Monday, September 08, 2014

Ebola outbreak testing Homeland Security strategy

The U.S. Department of Homeland Security has recently released the second Quadrennial Homeland Security Review that defines a set of risk-informed priorities for the homeland security enterprise as a whole. One of those priorities is “A Homeland Security Strategy for Countering Biological Threats and Hazards,” to include – while not being limited to – addressing of “emerging infectious diseases that are highly disruptive (e.g., viruses that could cause human pandemic).” The current Ebola outbreak and the scenarios it may involve put that priority to a test, and also encourages policy and academic experts, and the public, to think about biological threats and hazards writ large and how to ensure effective crisis response and a resilient nation.

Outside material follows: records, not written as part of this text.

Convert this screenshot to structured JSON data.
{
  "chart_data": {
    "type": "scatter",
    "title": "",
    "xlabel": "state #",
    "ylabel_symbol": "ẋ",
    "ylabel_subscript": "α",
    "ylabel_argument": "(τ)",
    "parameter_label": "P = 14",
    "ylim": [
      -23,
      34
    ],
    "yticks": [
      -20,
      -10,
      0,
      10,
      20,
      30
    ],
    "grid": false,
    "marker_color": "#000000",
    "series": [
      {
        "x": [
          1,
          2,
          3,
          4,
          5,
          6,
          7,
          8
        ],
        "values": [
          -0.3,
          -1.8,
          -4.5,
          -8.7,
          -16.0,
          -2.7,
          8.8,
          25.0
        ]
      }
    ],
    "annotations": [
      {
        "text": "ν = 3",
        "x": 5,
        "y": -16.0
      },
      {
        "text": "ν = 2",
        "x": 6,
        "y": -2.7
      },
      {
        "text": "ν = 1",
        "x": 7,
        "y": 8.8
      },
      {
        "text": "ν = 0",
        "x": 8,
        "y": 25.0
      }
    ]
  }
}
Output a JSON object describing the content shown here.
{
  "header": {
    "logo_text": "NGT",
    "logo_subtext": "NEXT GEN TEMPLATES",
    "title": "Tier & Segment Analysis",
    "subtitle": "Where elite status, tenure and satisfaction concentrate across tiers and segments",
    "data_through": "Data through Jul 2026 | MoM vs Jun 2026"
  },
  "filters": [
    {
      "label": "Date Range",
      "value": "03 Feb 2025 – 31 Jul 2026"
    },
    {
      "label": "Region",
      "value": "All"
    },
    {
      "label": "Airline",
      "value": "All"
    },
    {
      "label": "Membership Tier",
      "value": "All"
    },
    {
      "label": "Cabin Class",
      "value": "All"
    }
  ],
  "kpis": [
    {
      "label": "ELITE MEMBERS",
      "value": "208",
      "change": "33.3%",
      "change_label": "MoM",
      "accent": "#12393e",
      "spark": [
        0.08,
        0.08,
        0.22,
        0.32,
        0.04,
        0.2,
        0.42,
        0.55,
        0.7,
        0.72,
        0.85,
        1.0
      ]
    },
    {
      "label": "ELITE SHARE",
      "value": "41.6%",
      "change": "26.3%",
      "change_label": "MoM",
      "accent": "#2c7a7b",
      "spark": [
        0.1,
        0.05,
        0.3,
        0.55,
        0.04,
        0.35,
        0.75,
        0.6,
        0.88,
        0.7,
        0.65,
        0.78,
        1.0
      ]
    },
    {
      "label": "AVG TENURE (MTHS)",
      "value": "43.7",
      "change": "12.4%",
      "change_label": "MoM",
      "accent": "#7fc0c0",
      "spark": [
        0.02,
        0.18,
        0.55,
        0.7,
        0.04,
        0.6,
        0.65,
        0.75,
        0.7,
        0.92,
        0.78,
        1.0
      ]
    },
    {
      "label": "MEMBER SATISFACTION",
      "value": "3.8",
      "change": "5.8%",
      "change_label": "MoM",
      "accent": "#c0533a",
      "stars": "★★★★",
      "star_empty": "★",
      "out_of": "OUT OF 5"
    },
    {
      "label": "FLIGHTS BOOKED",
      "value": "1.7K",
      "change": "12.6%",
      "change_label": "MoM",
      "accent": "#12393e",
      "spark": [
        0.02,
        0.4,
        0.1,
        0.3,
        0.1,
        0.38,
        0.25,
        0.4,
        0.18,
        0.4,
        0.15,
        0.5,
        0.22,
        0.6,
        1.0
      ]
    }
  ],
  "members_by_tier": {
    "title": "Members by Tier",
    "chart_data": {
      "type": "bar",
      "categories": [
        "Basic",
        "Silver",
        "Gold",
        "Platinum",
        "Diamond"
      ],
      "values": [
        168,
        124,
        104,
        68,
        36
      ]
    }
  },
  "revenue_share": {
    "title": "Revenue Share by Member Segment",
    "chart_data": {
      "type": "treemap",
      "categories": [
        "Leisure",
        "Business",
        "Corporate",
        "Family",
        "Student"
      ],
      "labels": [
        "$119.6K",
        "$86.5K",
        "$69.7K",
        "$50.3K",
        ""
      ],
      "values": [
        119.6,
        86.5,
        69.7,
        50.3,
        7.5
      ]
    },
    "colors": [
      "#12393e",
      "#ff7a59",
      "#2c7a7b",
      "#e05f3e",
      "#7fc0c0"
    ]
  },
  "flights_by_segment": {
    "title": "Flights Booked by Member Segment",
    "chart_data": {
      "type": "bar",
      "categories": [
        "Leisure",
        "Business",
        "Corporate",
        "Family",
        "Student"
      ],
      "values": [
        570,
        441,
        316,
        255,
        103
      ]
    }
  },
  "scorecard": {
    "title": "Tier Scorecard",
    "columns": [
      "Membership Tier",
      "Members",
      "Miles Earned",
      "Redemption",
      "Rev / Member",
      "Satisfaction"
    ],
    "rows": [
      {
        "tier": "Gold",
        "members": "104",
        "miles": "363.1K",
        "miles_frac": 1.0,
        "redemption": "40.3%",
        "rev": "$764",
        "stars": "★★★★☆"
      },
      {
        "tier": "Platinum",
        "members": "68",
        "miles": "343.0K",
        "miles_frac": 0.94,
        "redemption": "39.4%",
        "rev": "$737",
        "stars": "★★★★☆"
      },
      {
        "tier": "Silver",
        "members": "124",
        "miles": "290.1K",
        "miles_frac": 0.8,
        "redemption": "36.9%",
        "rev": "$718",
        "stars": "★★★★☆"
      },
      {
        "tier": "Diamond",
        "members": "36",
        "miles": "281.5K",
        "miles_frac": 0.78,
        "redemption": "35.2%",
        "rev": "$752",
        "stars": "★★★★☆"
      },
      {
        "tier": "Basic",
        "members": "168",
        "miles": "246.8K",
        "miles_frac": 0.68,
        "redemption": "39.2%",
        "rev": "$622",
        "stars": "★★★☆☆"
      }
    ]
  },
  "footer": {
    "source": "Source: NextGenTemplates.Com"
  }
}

Alexander Siedschlag, chair of Homeland Security at Penn State Harrisburg, says the Ebola outbreak provides "an incentive to consider the variety of challenges that biological threats and hazards pose to a national preparedness and an all-hazards approach to homeland security. In short: How could and should Ebola make us think about the “bio” dimension of homeland security? And how well prepared are we to manage “bio” risks. "

Penn State Harrisburg has scheduled a panel Wednesday, September 10, 2014 at 12  noon with Thomas Minton, director of Pennsylvania Homeland Security, and Kent Butts, senior lecturer at Penn State, to discuss the implications for homeland security of the current Ebola outbreak. This panel and discussion features a multidisciplinary mix of experts who teach at Penn State’s School of Public Affairs. It is free and open to the public; no registration is required.